— Oui, je te fais mon premier ministre et je te donne la Normandie que je vais avoir… Ah ! ah ! je l’aurai, dit-il comme machinalement et en lui-même, je l’aurai donc ce beau fleuron de ma couronne, je serai roi chez moi… Et puis pourquoi n’aurais-je pas la Bourgogne, la Champagne, la Bretagne ?… Encore une fois, Arnould, je te fais mon premier ministre.

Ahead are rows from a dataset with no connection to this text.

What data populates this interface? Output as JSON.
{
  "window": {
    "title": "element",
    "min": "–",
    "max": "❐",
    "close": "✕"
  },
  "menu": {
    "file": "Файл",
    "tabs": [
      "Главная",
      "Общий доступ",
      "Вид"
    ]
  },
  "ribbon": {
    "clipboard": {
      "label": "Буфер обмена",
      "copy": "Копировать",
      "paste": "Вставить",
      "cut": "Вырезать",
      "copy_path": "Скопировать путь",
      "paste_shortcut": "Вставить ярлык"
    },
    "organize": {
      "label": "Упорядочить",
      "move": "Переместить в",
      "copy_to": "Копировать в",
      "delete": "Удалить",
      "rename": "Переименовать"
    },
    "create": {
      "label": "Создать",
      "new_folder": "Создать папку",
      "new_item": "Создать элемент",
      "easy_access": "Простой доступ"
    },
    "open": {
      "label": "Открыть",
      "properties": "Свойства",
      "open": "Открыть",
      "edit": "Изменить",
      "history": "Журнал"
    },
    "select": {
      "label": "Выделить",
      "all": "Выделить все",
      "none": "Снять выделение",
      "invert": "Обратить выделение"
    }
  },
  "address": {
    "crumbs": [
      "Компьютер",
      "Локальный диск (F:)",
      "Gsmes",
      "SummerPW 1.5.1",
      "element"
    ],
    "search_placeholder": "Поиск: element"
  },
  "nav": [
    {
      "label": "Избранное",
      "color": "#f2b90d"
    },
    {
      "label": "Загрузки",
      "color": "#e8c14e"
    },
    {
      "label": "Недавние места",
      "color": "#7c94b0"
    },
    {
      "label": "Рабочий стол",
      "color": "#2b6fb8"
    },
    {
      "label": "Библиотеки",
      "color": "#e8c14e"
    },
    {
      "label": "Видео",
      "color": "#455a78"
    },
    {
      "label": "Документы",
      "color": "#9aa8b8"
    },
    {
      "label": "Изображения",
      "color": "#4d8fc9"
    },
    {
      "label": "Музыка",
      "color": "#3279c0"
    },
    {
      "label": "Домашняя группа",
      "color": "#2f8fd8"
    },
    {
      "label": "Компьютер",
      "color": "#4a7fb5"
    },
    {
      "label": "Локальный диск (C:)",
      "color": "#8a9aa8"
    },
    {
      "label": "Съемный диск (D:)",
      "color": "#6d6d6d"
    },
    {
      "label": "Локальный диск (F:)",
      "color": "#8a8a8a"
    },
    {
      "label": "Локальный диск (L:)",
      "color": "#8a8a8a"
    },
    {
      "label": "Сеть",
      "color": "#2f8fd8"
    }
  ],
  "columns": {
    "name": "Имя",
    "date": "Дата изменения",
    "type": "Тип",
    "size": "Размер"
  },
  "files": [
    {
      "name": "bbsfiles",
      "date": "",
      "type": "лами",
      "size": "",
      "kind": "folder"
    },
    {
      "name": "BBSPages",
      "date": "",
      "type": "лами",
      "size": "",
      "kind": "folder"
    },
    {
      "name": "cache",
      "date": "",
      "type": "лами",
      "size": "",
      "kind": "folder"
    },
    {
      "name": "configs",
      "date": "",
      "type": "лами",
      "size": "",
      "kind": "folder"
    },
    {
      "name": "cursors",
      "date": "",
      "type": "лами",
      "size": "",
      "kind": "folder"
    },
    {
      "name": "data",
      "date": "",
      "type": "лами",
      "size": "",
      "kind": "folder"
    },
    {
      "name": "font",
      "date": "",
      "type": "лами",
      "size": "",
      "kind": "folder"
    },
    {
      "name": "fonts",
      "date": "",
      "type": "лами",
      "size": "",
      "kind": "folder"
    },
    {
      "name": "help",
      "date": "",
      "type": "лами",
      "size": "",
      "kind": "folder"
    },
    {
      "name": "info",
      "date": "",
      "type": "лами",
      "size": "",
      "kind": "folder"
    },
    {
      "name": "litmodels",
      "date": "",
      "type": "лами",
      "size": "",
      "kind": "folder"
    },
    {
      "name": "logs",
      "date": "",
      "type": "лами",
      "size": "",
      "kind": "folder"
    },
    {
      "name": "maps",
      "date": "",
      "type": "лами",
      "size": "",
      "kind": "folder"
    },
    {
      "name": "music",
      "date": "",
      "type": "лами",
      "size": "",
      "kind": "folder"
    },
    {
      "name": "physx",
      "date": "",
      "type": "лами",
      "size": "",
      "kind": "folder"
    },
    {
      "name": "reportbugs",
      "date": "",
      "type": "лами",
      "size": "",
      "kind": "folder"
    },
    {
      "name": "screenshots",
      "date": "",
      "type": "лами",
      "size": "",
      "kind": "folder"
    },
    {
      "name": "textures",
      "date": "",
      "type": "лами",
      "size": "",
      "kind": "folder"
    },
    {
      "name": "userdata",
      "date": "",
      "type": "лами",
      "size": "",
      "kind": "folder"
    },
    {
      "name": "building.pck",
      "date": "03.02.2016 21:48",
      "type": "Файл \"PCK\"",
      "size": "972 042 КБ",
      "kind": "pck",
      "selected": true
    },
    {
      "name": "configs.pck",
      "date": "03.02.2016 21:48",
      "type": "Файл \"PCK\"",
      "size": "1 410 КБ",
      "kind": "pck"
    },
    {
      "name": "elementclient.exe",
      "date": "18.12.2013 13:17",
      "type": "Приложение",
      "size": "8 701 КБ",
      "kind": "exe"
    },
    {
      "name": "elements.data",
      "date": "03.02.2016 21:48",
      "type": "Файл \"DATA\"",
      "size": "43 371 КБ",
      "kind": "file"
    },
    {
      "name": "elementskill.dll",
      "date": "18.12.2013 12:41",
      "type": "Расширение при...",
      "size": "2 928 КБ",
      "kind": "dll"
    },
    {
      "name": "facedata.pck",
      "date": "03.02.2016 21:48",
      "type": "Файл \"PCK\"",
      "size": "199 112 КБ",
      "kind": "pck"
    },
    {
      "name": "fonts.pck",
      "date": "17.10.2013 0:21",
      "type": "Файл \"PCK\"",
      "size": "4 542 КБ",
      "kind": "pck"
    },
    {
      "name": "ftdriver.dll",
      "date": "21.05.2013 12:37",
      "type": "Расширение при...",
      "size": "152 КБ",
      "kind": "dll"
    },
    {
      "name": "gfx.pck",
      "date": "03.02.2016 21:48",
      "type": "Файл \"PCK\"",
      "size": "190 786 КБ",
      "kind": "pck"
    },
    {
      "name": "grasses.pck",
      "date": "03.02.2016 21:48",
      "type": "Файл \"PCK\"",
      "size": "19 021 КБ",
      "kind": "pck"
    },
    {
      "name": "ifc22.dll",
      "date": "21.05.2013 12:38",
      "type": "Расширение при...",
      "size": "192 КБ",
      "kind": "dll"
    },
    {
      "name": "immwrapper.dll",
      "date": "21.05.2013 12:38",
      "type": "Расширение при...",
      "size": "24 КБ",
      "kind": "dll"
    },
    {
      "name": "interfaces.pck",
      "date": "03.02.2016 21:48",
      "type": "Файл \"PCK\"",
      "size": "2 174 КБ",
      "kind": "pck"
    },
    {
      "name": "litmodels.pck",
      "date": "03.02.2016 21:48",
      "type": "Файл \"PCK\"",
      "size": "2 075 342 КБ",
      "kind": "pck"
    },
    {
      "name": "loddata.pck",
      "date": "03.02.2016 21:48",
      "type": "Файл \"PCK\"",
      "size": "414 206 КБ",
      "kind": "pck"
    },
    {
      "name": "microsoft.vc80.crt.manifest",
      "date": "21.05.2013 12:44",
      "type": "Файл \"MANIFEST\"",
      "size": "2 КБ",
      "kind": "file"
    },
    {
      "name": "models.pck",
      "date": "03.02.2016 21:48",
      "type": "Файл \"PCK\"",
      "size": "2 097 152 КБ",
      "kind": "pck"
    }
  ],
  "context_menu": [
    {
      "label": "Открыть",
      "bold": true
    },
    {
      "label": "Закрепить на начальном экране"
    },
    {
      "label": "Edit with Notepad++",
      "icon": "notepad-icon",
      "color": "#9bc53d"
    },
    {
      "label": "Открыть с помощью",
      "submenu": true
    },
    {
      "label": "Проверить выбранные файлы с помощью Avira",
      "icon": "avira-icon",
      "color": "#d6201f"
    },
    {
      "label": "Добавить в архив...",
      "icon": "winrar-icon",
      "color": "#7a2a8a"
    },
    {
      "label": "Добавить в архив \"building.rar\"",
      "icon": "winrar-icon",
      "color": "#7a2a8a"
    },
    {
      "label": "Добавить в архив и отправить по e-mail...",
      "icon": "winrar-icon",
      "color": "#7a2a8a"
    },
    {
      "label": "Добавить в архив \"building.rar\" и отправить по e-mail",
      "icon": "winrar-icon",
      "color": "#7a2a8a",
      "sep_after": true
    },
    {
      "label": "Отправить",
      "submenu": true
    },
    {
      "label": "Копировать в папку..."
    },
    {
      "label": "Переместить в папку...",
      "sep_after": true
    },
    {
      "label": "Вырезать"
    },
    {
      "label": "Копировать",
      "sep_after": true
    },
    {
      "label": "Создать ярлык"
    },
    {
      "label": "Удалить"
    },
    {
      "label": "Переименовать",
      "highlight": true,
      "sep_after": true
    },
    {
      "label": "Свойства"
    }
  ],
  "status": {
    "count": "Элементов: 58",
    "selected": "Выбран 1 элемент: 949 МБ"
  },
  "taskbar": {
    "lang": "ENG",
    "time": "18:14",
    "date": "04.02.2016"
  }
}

Et il le congédia en l’embrassant.
— En ce moment le vent devint plus fort, et son souffle dans l’air souleva quelques fleurs que le soleil avait fanées et qui vinrent voltiger devant la fenêtre du roi. « Les fleurs du peuple », se dit-il en riant amèrement, et un remords lui tortura l’âme.
Le lendemain, Osmond, tuteur du duc, vint redemander son pupille au roi.
— Pourquoi ? répondit celui-ci.
— Sire, j’étais un des plus vaillants capitaines de la Normandie lorsqu’elle était sous Guillaume, j’ai laissé bien des larges gouttes de sang dans des champs de bataille, le duc m’aimait comme son fils, et lorsqu’il partit pour son entrevue en Flandre, où il fut si lâchement assassiné…
— Qu’y-a-il besoin de revenir sans cesse sur cette affaire ? dit le roi en rougissant, nous la connaissons, continuez.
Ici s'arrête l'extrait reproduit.